Spółka była notowana na giełdzie w Londynie i Berlinie, gdzie od poniedziałku wstrzymano obrót akcjami. – Niestety w wyniku działań likwidacyjnych nie ma szans na wznowienie notowań Thomasa Cooka – poinformowały brytyjskie władze.
Na wyeliminowaniu z rynku największego gracza, jakim był Thomas Cook, skorzystali akcjonariusze innych biur podróży i linii lotniczych. Na rozpoczęciu poniedziałkowej sesji na LSE notowania TUI rosły o ponad 10 proc., a Easy Jeta o 6,5 proc.
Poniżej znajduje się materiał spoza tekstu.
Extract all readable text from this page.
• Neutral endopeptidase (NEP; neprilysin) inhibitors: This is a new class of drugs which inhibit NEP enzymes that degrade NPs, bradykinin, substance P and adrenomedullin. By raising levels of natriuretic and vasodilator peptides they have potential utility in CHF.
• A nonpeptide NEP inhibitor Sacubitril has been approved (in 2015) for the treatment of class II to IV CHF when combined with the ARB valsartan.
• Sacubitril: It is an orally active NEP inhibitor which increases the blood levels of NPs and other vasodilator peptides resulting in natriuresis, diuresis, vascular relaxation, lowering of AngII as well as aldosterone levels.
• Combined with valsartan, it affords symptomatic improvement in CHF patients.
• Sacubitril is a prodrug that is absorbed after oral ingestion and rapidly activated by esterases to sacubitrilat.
Akcje chińskiej spółki Fosun Tourism, której założyciel Guo Guangchang jest największym akcjonariuszem Thomasa Cooka, spadły o 5 proc. – Fosun jest rozczarowany, że firma Thomas Cook nie była w stanie znaleźć realnego rozwiązania swoich problemów finansowych – napisała chińska firma w oświadczeniu.
Nie powiodły się prowadzone przez cały weekend rozmowy ratunkowe Thomasa Cooka z bankami, inwestorami i wierzycielami. W piątek spółka poinformowała, że potrzebuje dodatkowych 200 mln funtów ponad wcześniej zapowiadane 900 mln funtów. Spekulowano, że brytyjski rząd powinien ratować firmę, jednak Londyn odrzucił taką możliwość.
– Chciałbym przeprosić miliony naszych klientów i tysiące pracowników, dostawców i partnerów, którzy wspierali nas od wielu lat. Jest nam niezwykle przykro, że nie udało się uratować firmy – napisał Peter Fankhauser, prezes Thomasa Cooka, w oświadczeniu.